Da der Arbeitnehmer im Wiedereingliederungsverfahren zur Erbringung der vertraglich geschuldeten Arbeitsleistung außer Stande ist und sie im Hinblick auf seine andauernde Arbeitsunfähigkeit auch nicht erbringen kann, besteht ein Anspruch des Arbeitnehmers auf Zahlung des im Arbeitsvertrag vereinbarten Entgelts gegen den Arbeitgeber während der Dauer der Wiedereingliederung nicht.[1177] Der Arbeitgeber schuldet dem Arbeitnehmer auch nicht Vergütung aus Annahmeverzug, wenn der Arbeitnehmer nur eine Tätigkeit im Rahmen der Wiedereingliederung anbietet.[1178] Die Frage, ob und in welcher Höhe ein Vergütungsanspruch des Arbeitnehmers während der Wiedereingliederungszeit entstehen soll, sollte in der Wiedereingliederungsvereinbarung geregelt werden. Bleibt diese Frage in der Vereinbarung ungeklärt, kann möglicherweise ein Anspruch des Arbeitnehmers aus § 612 Abs. 1 BGB entstehen.[1179] Sofern dem Mitarbeiter eine Vergütung während der Zeit der Wiedereingliederung gezahlt werden soll, muss sie nicht der Qualifikation und vertraglich vereinbarten Vergütung des Arbeitnehmers aus dem ruhenden Arbeitsverhältnis entsprechen, weil nicht die Erbringung der Arbeitsleistung geschuldet ist, sondern die Beschäftigung allein der Rehabilitation des Arbeitnehmers dient. Eine Verpflichtung, während der Wiedereingliederung den gesetzlichen Mindestlohn nach dem MiLoG zu zahlen, gibt es nach der überwiegend vertretenden Auffassung nicht. Anknüpfungspunkt für den Anwendungsbereich des MiLoG in § 1 ist die Erbringung von Arbeitsleistung, die auch nach den bis zum Inkrafttreten des MiLoG geltenden Kriterien als vergütungspflichtig anzusehen war.[1180] Die Verpflichtung zur Erbringung vollwertiger Arbeitsleistung besteht während der Wiedereingliederungsphase, in der der Arbeitnehmer noch arbeitsunfähig ist, aber gerade nicht. Da die Hauptleistungspflichten während des Wiedereingliederungsverhältnisses ruhen, wird die Zeit der Wiedereingliederung nach dem Recht der Arbeitsförderung als Beschäftigungslosigkeit im Sinne von § 137 SGB IX angesehen.[1181] Während der stufenweisen Wiedereingliederung entfällt deshalb auch nicht ein etwaiger Anspruch des Arbeitnehmers auf Arbeitslosengeld.[1182]
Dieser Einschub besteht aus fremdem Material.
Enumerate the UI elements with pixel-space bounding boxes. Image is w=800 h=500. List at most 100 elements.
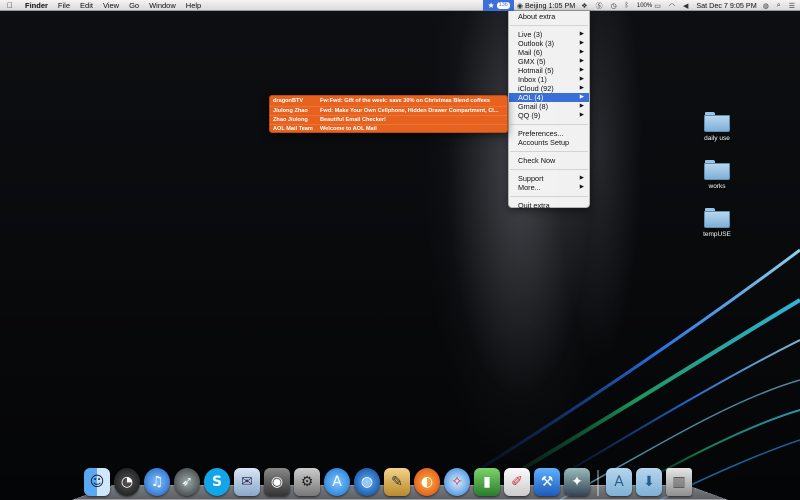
- menu-separator: [510, 196, 588, 197]
- account-label: Gmail (8): [518, 102, 548, 111]
- safari-icon[interactable]: ✧: [444, 468, 470, 496]
- message-subject: Fwd: Make Your Own Cellphone, Hidden Dra…: [320, 108, 499, 114]
- star-icon: ★: [487, 1, 495, 10]
- submenu-arrow-icon: ▶: [579, 94, 584, 100]
- submenu-arrow-icon: ▶: [579, 49, 584, 55]
- skype-icon[interactable]: S: [204, 468, 230, 496]
- desktop-folder-works[interactable]: works: [692, 160, 742, 190]
- skype-status[interactable]: Ⓢ: [593, 1, 608, 11]
- list-item[interactable]: AOL Mail Team Welcome to AOL Mail: [270, 124, 507, 133]
- account-label: Mail (6): [518, 48, 543, 57]
- wifi-status[interactable]: ◠: [666, 2, 680, 10]
- trash-icon[interactable]: ▥: [666, 468, 692, 496]
- desktop-folder-daily-use[interactable]: daily use: [692, 112, 742, 142]
- menu-separator: [510, 169, 588, 170]
- textedit-icon[interactable]: ✐: [504, 468, 530, 496]
- account-inbox[interactable]: Inbox (1) ▶: [509, 75, 589, 84]
- xcode-tools-icon[interactable]: ⚒: [534, 468, 560, 496]
- world-clock-label: Beijing 1:05 PM: [524, 1, 576, 10]
- globe-icon: ◉: [516, 2, 523, 10]
- menubar-clock[interactable]: Sat Dec 7 9:05 PM: [693, 1, 759, 10]
- extra-dropdown-menu: About extra Live (3) ▶ Outlook (3) ▶ Mail …: [508, 11, 590, 210]
- folder-label: works: [708, 183, 726, 190]
- menu-item-label: More...: [518, 183, 541, 192]
- spotlight-search-icon: ⌕: [776, 1, 781, 9]
- menu-file[interactable]: File: [53, 0, 75, 11]
- world-clock-status[interactable]: ◉ Beijing 1:05 PM: [514, 1, 578, 10]
- user-icon: ◍: [762, 2, 769, 10]
- list-item[interactable]: dragonBTV Fw:Fwd: Gift of the week: save…: [270, 97, 507, 106]
- dock-separator: [597, 470, 599, 496]
- battery-percent: 100%: [636, 2, 653, 9]
- launchpad-icon[interactable]: ➶: [174, 468, 200, 496]
- menu-item-check-now[interactable]: Check Now: [509, 156, 589, 165]
- account-label: iCloud (92): [518, 84, 554, 93]
- menu-item-accounts-setup[interactable]: Accounts Setup: [509, 138, 589, 147]
- app-store-icon[interactable]: A: [324, 468, 350, 496]
- menu-go[interactable]: Go: [124, 0, 144, 11]
- account-mail[interactable]: Mail (6) ▶: [509, 48, 589, 57]
- submenu-arrow-icon: ▶: [579, 31, 584, 37]
- account-gmail[interactable]: Gmail (8) ▶: [509, 102, 589, 111]
- menu-item-quit[interactable]: Quit extra: [509, 201, 589, 210]
- menu-item-about[interactable]: About extra: [509, 12, 589, 21]
- submenu-arrow-icon: ▶: [579, 184, 584, 190]
- apple-menu-icon[interactable]: : [0, 1, 20, 10]
- mail-icon[interactable]: ✉: [234, 468, 260, 496]
- volume-status[interactable]: ◀: [680, 2, 693, 10]
- menu-edit[interactable]: Edit: [75, 0, 98, 11]
- folder-icon: [704, 160, 730, 180]
- dropbox-status[interactable]: ❖: [578, 2, 592, 10]
- screen-recorder-icon[interactable]: ◉: [264, 468, 290, 496]
- list-item[interactable]: Jiulong Zhao Fwd: Make Your Own Cellphon…: [270, 106, 507, 115]
- user-status[interactable]: ◍: [760, 2, 774, 10]
- bluetooth-status[interactable]: ᛒ: [622, 2, 634, 9]
- time-machine-icon: ◷: [610, 2, 617, 10]
- menu-help[interactable]: Help: [181, 0, 206, 11]
- account-label: Live (3): [518, 30, 543, 39]
- menu-window[interactable]: Window: [144, 0, 181, 11]
- downloads-folder-icon[interactable]: ⬇: [636, 468, 662, 496]
- dashboard-icon[interactable]: ◔: [114, 468, 140, 496]
- menu-view[interactable]: View: [98, 0, 124, 11]
- finder-icon[interactable]: ☺: [84, 468, 110, 496]
- notification-center-status[interactable]: ☰: [786, 2, 800, 10]
- system-preferences-icon[interactable]: ⚙: [294, 468, 320, 496]
- account-hotmail[interactable]: Hotmail (5) ▶: [509, 66, 589, 75]
- list-item[interactable]: Zhao Jiulong Beautiful Email Checker!: [270, 115, 507, 124]
- account-icloud[interactable]: iCloud (92) ▶: [509, 84, 589, 93]
- account-live[interactable]: Live (3) ▶: [509, 30, 589, 39]
- account-outlook[interactable]: Outlook (3) ▶: [509, 39, 589, 48]
- folder-label: daily use: [704, 135, 730, 142]
- menu-separator: [510, 25, 588, 26]
- instruments-icon[interactable]: ✦: [564, 468, 590, 496]
- submenu-arrow-icon: ▶: [579, 58, 584, 64]
- itunes-icon[interactable]: ♫: [144, 468, 170, 496]
- account-aol[interactable]: AOL (4) ▶: [509, 93, 589, 102]
- extra-status-item[interactable]: ★ 136: [483, 0, 514, 11]
- menu-item-support[interactable]: Support ▶: [509, 174, 589, 183]
- menu-separator: [510, 151, 588, 152]
- applications-folder-icon[interactable]: A: [606, 468, 632, 496]
- spotlight-status[interactable]: ⌕: [774, 2, 786, 10]
- menu-item-preferences[interactable]: Preferences...: [509, 129, 589, 138]
- xcode-icon[interactable]: ✎: [384, 468, 410, 496]
- activity-monitor-icon[interactable]: ▮: [474, 468, 500, 496]
- desktop-folder-tempuse[interactable]: tempUSE: [692, 208, 742, 238]
- volume-icon: ◀: [682, 2, 689, 10]
- bluetooth-icon: ᛒ: [624, 2, 629, 9]
- skype-status-icon: Ⓢ: [595, 2, 603, 10]
- menu-item-more[interactable]: More... ▶: [509, 183, 589, 192]
- time-machine-status[interactable]: ◷: [608, 2, 622, 10]
- wifi-icon: ◠: [668, 2, 675, 10]
- app-menu-finder[interactable]: Finder: [20, 0, 53, 11]
- google-earth-icon[interactable]: ◍: [354, 468, 380, 496]
- account-qq[interactable]: QQ (9) ▶: [509, 111, 589, 120]
- menu-separator: [510, 124, 588, 125]
- submenu-arrow-icon: ▶: [579, 40, 584, 46]
- account-gmx[interactable]: GMX (5) ▶: [509, 57, 589, 66]
- firefox-icon[interactable]: ◐: [414, 468, 440, 496]
- battery-status[interactable]: 100% ▭: [634, 2, 666, 10]
- submenu-arrow-icon: ▶: [579, 85, 584, 91]
- status-area: ★ 136 ◉ Beijing 1:05 PM ❖ Ⓢ ◷ ᛒ 100% ▭ ◠…: [483, 0, 800, 11]
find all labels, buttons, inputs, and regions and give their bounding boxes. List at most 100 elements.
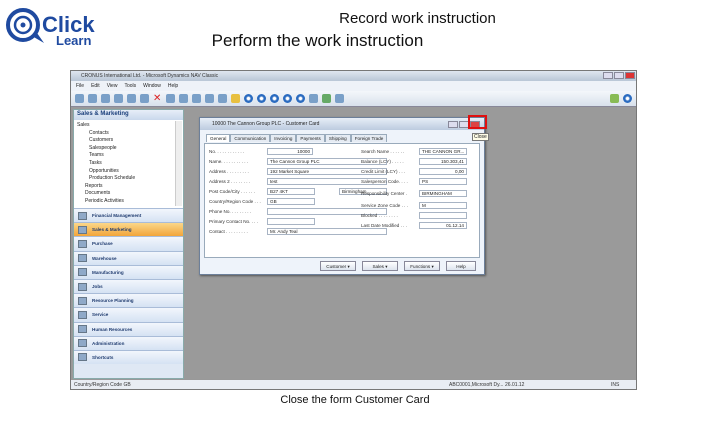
sort-icon[interactable]: [205, 94, 214, 103]
tree-item-contacts[interactable]: Contacts: [77, 130, 180, 138]
field-value[interactable]: PS: [419, 178, 467, 185]
nav-button-purchase[interactable]: Purchase: [74, 236, 183, 251]
help-button[interactable]: Help: [446, 261, 476, 271]
nav-button-resource-planning[interactable]: Resource Planning: [74, 293, 183, 308]
tree-item-tasks[interactable]: Tasks: [77, 160, 180, 168]
field-label: Country/Region Code . . .: [209, 199, 261, 204]
lookup-icon[interactable]: [231, 94, 240, 103]
field-value[interactable]: M: [419, 202, 467, 209]
cut-icon[interactable]: [101, 94, 110, 103]
tree-item-sales[interactable]: Sales: [77, 122, 180, 130]
tree-item-production-schedule[interactable]: Production Schedule: [77, 175, 180, 183]
field-label: Search Name . . . . . .: [361, 149, 405, 154]
delete-icon[interactable]: ✕: [153, 94, 162, 104]
customer-card-window: 10000 The Cannon Group PLC - Customer Ca…: [199, 117, 485, 275]
app-close-button[interactable]: [625, 72, 635, 79]
nav-button-sales-marketing[interactable]: Sales & Marketing: [74, 222, 183, 237]
field-value[interactable]: [419, 212, 467, 219]
functions-menu-button[interactable]: Functions ▾: [404, 261, 440, 271]
card-minimize-button[interactable]: [448, 121, 458, 128]
navigate-icon[interactable]: [296, 94, 305, 103]
tree-scrollbar[interactable]: [175, 121, 182, 206]
tab-shipping[interactable]: Shipping: [324, 134, 351, 142]
filter-icon[interactable]: [179, 94, 188, 103]
tab-foreign-trade[interactable]: Foreign Trade: [350, 134, 388, 142]
nav-button-label: Sales & Marketing: [92, 227, 132, 233]
field-value[interactable]: 0,00: [419, 168, 467, 175]
nav-button-manufacturing[interactable]: Manufacturing: [74, 264, 183, 279]
field-value[interactable]: [267, 218, 315, 225]
nav-button-human-resources[interactable]: Human Resources: [74, 321, 183, 336]
find-icon[interactable]: [166, 94, 175, 103]
last-record-icon[interactable]: [283, 94, 292, 103]
menu-help[interactable]: Help: [168, 83, 178, 91]
tree-item-customers[interactable]: Customers: [77, 137, 180, 145]
field-label: Balance (LCY) . . . . .: [361, 159, 404, 164]
nav-button-label: Human Resources: [92, 326, 133, 332]
design-icon[interactable]: [309, 94, 318, 103]
instruction-caption: Close the form Customer Card: [280, 394, 430, 406]
menu-edit[interactable]: Edit: [91, 83, 100, 91]
menu-view[interactable]: View: [107, 83, 118, 91]
menu-window[interactable]: Window: [143, 83, 161, 91]
copy-icon[interactable]: [114, 94, 123, 103]
nav-button-jobs[interactable]: Jobs: [74, 278, 183, 294]
field-label: Name. . . . . . . . . . .: [209, 159, 249, 164]
chart-icon[interactable]: [610, 94, 619, 103]
nav-button-warehouse[interactable]: Warehouse: [74, 250, 183, 265]
nav-button-label: Shortcuts: [92, 354, 114, 360]
tab-invoicing[interactable]: Invoicing: [270, 134, 297, 142]
field-value[interactable]: THE CANNON GR...: [419, 148, 467, 155]
print-icon[interactable]: [75, 94, 84, 103]
tab-communication[interactable]: Communication: [230, 134, 271, 142]
paste-icon[interactable]: [127, 94, 136, 103]
run-icon[interactable]: [322, 94, 331, 103]
page-title: Record work instruction: [339, 10, 496, 27]
tree-item-salespeople[interactable]: Salespeople: [77, 145, 180, 153]
preview-icon[interactable]: [88, 94, 97, 103]
menu-file[interactable]: File: [76, 83, 84, 91]
insert-icon[interactable]: [140, 94, 149, 103]
field-value[interactable]: BIRMINGHAM: [419, 190, 467, 197]
field-value[interactable]: GB: [267, 198, 315, 205]
field-label: Primary Contact No. . . .: [209, 219, 259, 224]
help-icon[interactable]: [623, 94, 632, 103]
field-label: Salesperson Code. . . .: [361, 179, 408, 184]
tree-item-periodic-activities[interactable]: Periodic Activities: [77, 198, 180, 206]
tree-item-teams[interactable]: Teams: [77, 152, 180, 160]
tab-payments[interactable]: Payments: [296, 134, 325, 142]
menu-tools[interactable]: Tools: [124, 83, 136, 91]
flowfilter-icon[interactable]: [192, 94, 201, 103]
next-record-icon[interactable]: [270, 94, 279, 103]
tree-item-documents[interactable]: Documents: [77, 190, 180, 198]
object-designer-icon[interactable]: [335, 94, 344, 103]
customer-menu-button[interactable]: Customer ▾: [320, 261, 356, 271]
minimize-button[interactable]: [603, 72, 613, 79]
tree-item-reports[interactable]: Reports: [77, 183, 180, 191]
manufacturing-icon: [78, 268, 87, 277]
field-label: Blocked . . . . . . . .: [361, 213, 398, 218]
nav-button-financial-management[interactable]: Financial Management: [74, 208, 183, 223]
field-value[interactable]: 150.303,41: [419, 158, 467, 165]
field-value[interactable]: 01.12.14: [419, 222, 467, 229]
general-panel: No. . . . . . . . . . . . 10000 Name. . . …: [204, 143, 480, 258]
card-titlebar: 10000 The Cannon Group PLC - Customer Ca…: [200, 118, 484, 130]
close-button-highlight[interactable]: [468, 115, 487, 129]
nav-button-label: Financial Management: [92, 213, 142, 219]
shortcut-icon: [78, 353, 87, 362]
maximize-button[interactable]: [614, 72, 624, 79]
tab-general[interactable]: General: [206, 134, 231, 142]
nav-button-service[interactable]: Service: [74, 307, 183, 322]
nav-button-administration[interactable]: Administration: [74, 335, 183, 350]
sales-menu-button[interactable]: Sales ▾: [362, 261, 398, 271]
tree-item-opportunities[interactable]: Opportunities: [77, 168, 180, 176]
field-value[interactable]: B27 4KT: [267, 188, 315, 195]
app-titlebar: CRONUS International Ltd. - Microsoft Dy…: [71, 71, 636, 81]
list-icon[interactable]: [218, 94, 227, 103]
first-record-icon[interactable]: [244, 94, 253, 103]
field-value[interactable]: Mr. Andy Teal: [267, 228, 387, 235]
nav-button-shortcuts[interactable]: Shortcuts: [74, 349, 183, 365]
field-value[interactable]: 10000: [267, 148, 313, 155]
previous-record-icon[interactable]: [257, 94, 266, 103]
nav-pane-title: Sales & Marketing: [74, 110, 183, 120]
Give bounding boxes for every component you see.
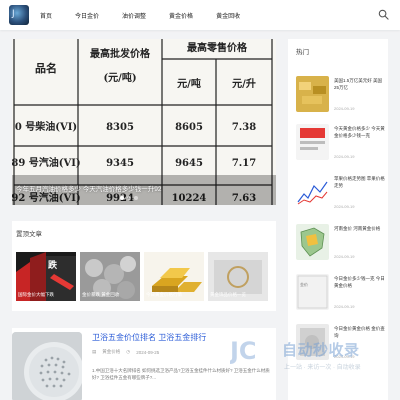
hdr-retail-liter: 元/升: [232, 77, 256, 90]
article-category[interactable]: 黄金价格: [102, 349, 120, 355]
hero-slider[interactable]: 品名 最高批发价格 (元/吨) 最高零售价格 元/吨 元/升 0 号柴油(VI)…: [12, 39, 276, 205]
pinned-card-caption: 黄金饰品价格一览: [210, 292, 246, 297]
row-0-per-ton: 8605: [175, 122, 203, 133]
nav-oil-price[interactable]: 油价调整: [122, 11, 146, 20]
row-1-wholesale: 9345: [106, 158, 134, 169]
hot-item[interactable]: 河南金价 河南黄金价格 2024-09-19: [296, 224, 384, 260]
nav-gold-today[interactable]: 今日金价: [75, 11, 99, 20]
article-excerpt: 1.中国卫浴十大名牌排名 如何挑选卫浴产品?卫浴五金挂件什么材质好? 卫浴五金什…: [92, 368, 270, 380]
logo-mark: J: [12, 9, 15, 19]
article-card[interactable]: 卫浴五金价位排名 卫浴五金排行 ▤ 黄金价格 ◷ 2024-09-25 1.中国…: [12, 328, 276, 400]
pinned-card-caption: 金价暴跌 黄金回收: [82, 292, 120, 297]
sidebar-hot: 热门 美国1.5万亿美元好 美国25万亿 2024-09-19 今天黄金价格多少…: [288, 39, 388, 400]
hot-item-date: 2024-09-19: [334, 154, 355, 159]
pinned-card-caption: 国际金价大幅下跌: [18, 292, 54, 297]
svg-text:跌: 跌: [48, 259, 58, 271]
hot-thumbnail: [296, 224, 329, 260]
pinned-card[interactable]: 跌 国际金价大幅下跌: [16, 252, 76, 301]
pinned-card[interactable]: 金价暴跌 黄金回收: [80, 252, 140, 301]
hot-thumbnail: [296, 324, 329, 360]
row-1-per-ton: 9645: [175, 158, 203, 169]
hot-item[interactable]: 今日金价黄金价格 金价查询 2024-09-19: [296, 324, 385, 360]
row-0-wholesale: 8305: [106, 122, 134, 133]
sidebar-title: 热门: [296, 49, 309, 56]
hot-item[interactable]: 今天黄金价格多少 今天黄金价格多少钱一克 2024-09-19: [296, 124, 385, 160]
pinned-card[interactable]: 黄金饰品价格一览: [208, 252, 268, 301]
row-1-name: 89 号汽油(VI): [12, 156, 81, 169]
folder-icon: ▤: [92, 349, 97, 354]
clock-icon: ◷: [126, 349, 131, 354]
hot-item-title: 今天黄金价格多少 今天黄金价格多少钱一克: [334, 126, 385, 138]
pinned-card-caption: 今日黄金价格行情: [146, 292, 182, 297]
hot-thumbnail: [296, 76, 329, 112]
pinned-card[interactable]: 今日黄金价格行情: [144, 252, 204, 301]
article-title[interactable]: 卫浴五金价位排名 卫浴五金排行: [92, 332, 206, 343]
site-logo[interactable]: J: [9, 5, 29, 25]
hot-item[interactable]: 苹果价格走势图 苹果价格走势 2024-09-19: [296, 174, 385, 210]
shower-head-image: [12, 332, 82, 400]
main-nav: 首页 今日金价 油价调整 黄金价格 黄金回收: [40, 0, 263, 30]
article-thumbnail[interactable]: [12, 332, 82, 400]
hot-thumbnail: [296, 174, 329, 210]
hot-item[interactable]: 金价 今日金价多少钱一克 今日黄金价格 2024-09-19: [296, 274, 385, 310]
row-0-per-liter: 7.38: [232, 122, 256, 133]
hot-item-title: 美国1.5万亿美元好 美国25万亿: [334, 78, 383, 90]
hot-item-date: 2024-09-19: [334, 106, 355, 111]
hdr-wholesale: 最高批发价格: [90, 47, 151, 60]
hot-item-title: 今日金价黄金价格 金价查询: [334, 326, 385, 338]
pinned-articles: 置顶文章 跌 国际金价大幅下跌 金价暴跌 黄金回收 今日黄金价格行情 黄金饰品价…: [12, 221, 276, 311]
pinned-title: 置顶文章: [16, 231, 42, 238]
row-0-name: 0 号柴油(VI): [15, 120, 77, 133]
slider-dots: [120, 196, 138, 200]
hot-item-title: 今日金价多少钱一克 今日黄金价格: [334, 276, 385, 288]
hdr-retail: 最高零售价格: [187, 41, 248, 54]
hdr-retail-ton: 元/吨: [177, 77, 201, 90]
slider-dot[interactable]: [127, 196, 131, 200]
search-icon[interactable]: [378, 9, 389, 20]
hdr-wholesale-unit: (元/吨): [103, 71, 136, 84]
oil-price-table-image: 品名 最高批发价格 (元/吨) 最高零售价格 元/吨 元/升 0 号柴油(VI)…: [12, 39, 276, 205]
row-1-per-liter: 7.17: [232, 158, 256, 169]
hot-item-date: 2024-09-19: [334, 304, 355, 309]
nav-home[interactable]: 首页: [40, 11, 52, 20]
svg-text:金价: 金价: [300, 281, 308, 287]
hot-thumbnail: [296, 124, 329, 160]
hdr-product: 品名: [35, 61, 57, 75]
hot-item-date: 2024-09-19: [334, 204, 355, 209]
hot-item[interactable]: 美国1.5万亿美元好 美国25万亿 2024-09-19: [296, 76, 384, 112]
nav-gold-price[interactable]: 黄金价格: [169, 11, 193, 20]
nav-gold-recycle[interactable]: 黄金回收: [216, 11, 240, 20]
hot-item-date: 2024-09-19: [334, 354, 355, 359]
hot-item-title: 苹果价格走势图 苹果价格走势: [334, 176, 385, 188]
hot-item-date: 2024-09-19: [334, 254, 355, 259]
article-meta: ▤ 黄金价格 ◷ 2024-09-25: [92, 349, 159, 355]
slider-dot[interactable]: [134, 196, 138, 200]
hot-item-title: 河南金价 河南黄金价格: [334, 226, 381, 231]
hero-caption[interactable]: 今年五月汽油价格多少 今天汽油价格多少钱一升92: [16, 183, 162, 193]
article-date: 2024-09-25: [136, 349, 160, 355]
hot-thumbnail: 金价: [296, 274, 329, 310]
top-navbar: J 首页 今日金价 油价调整 黄金价格 黄金回收: [0, 0, 400, 30]
slider-dot[interactable]: [120, 196, 124, 200]
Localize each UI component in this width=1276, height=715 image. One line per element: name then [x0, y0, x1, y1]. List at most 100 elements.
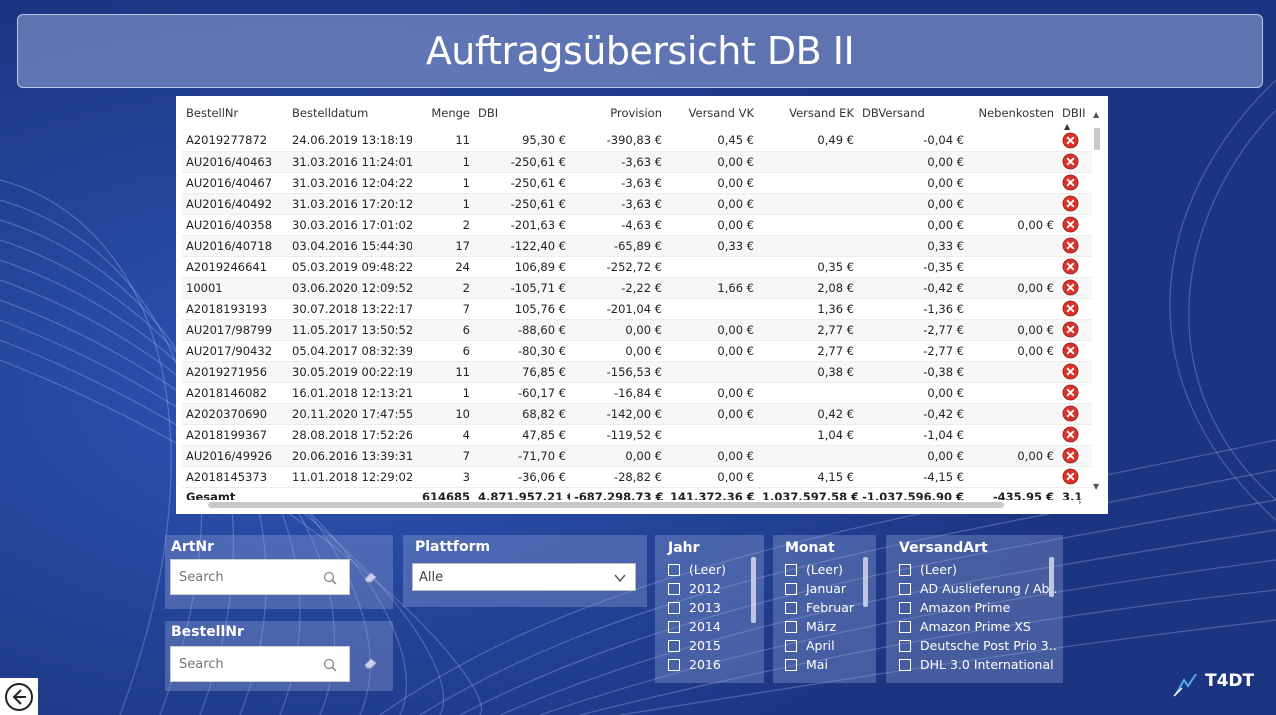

[1177] BAG 29.1.1992 – 5 AZR 37/91, NZA 1992, 643, 644; BAG 28.7.1999 – 4 AZR 192/98, NZA 1999, 1295; BAG 24.9.2014 – 5 AZR 611/11, NZA 2014, 1407; von Hoyningen-Huene, NZA 1992, 49, 52.
[1179] A.A.: von Hoyningen-Huene, NZA 1992, 49, 53.
[1180] ErfK/Franzen, § 1 MiLoG Rn 4.
[1181] Riecken, NZA 2014, 420.
[1182] Riecken, NZA 2014, 420; LPK-SGB IX/Steffen Luik, SGB IX § 144 Rn 21–29.